Le précédent doit laisser une structure ouverte et peu d’adventices vivaces. Comme toute légumineuse, le sainfoin s’insère avec un délai suffisant avant le retour d’une Fabaceae afin de limiter les risques sanitaires. L’analyse de sol guide le phosphore, le potassium et les corrections éventuelles sans appliquer de recette systématique.
La sortie de prairie laisse des racines, de l’azote organique et une structure améliorée à la culture suivante. Cet effet doit être intégré dans le bilan prévisionnel plutôt que compté comme un crédit fixe : la restitution dépend de la durée du couvert, de la biomasse exportée et du mode de destruction.
03 · Implantation
Une levée à sécuriser sur un lit ferme
La réussite se joue au semis. Les graines peuvent être commercialisées décortiquées ou sous forme de gousses ; leur faculté germinative et leur masse modifient la dose. Il faut donc raisonner en graines viables et suivre l’étiquette du lot.
Un lit de semences fin, nivelé et rappuyé assure un contact régulier avec l’humidité. La profondeur reste faible et homogène ; les passages qui enfouissent une partie des graines créent des levées échelonnées. Un roulage adapté est utile, sans refermer un sol humide ni provoquer de croûte de battance.

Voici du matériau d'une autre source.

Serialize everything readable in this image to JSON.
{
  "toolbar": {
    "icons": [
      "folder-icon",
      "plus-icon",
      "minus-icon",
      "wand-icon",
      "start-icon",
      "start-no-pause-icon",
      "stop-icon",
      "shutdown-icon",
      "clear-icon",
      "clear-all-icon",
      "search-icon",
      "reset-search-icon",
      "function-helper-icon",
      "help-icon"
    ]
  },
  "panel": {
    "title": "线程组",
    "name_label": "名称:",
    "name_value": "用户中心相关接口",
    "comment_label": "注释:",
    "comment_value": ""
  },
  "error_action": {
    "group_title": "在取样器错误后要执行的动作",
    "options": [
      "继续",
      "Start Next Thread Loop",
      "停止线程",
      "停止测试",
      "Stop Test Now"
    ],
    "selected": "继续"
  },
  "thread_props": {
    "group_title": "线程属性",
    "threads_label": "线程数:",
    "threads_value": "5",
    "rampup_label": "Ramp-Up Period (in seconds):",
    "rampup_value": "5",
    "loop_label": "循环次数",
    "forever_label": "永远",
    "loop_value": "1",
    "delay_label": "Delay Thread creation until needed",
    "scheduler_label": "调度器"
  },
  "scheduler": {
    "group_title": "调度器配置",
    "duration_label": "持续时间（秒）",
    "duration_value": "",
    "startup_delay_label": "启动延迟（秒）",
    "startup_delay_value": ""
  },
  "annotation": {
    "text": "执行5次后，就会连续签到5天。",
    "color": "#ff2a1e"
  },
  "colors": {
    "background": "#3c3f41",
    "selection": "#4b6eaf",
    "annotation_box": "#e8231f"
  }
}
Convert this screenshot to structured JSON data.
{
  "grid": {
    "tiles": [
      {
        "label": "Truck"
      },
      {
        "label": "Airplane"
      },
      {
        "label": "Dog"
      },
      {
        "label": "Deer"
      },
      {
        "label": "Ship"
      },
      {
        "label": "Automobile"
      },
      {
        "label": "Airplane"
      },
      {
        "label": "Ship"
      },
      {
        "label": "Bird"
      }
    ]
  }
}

Le semis de printemps profite du réchauffement mais affronte parfois la sécheresse et les adventices. Le semis de fin d’été exige assez de temps avant l’hiver pour constituer un pivot. Le calendrier se décide localement selon réserve en eau, gel précoce et pression des limaces.
04 · Associations
Pur pour le maîtriser, mélangé pour sécuriser
Le sainfoin peut être conduit pur ou associé à une graminée comme le dactyle ou la fétuque. Le pur simplifie la lecture du peuplement ; le mélange répartit les risques et facilite la conservation par un apport de sucres fermentescibles.
L’association ne réussit que si les partenaires ont des vitesses d’installation et des niveaux de concurrence compatibles. Une graminée trop agressive peut éliminer le sainfoin, surtout après une implantation lente. La dose, la fertilisation azotée et le rythme des coupes doivent maintenir de la lumière dans le couvert.
Dans une prairie multi-espèces, la proportion observée compte davantage que la composition semée. Un diagnostic annuel — densité, salissement, trous, contribution de chaque espèce — permet de décider entre adaptation de conduite, sursemis prudent ou rénovation complète.
05 · Conduite
Préserver les réserves et le pivot
Le sainfoin supporte la sécheresse mieux que l’excès d’eau, mais sa repousse dépend des réserves accumulées. Des défoliations trop fréquentes ou trop rases réduisent la vigueur des couronnes et raccourcissent la prairie.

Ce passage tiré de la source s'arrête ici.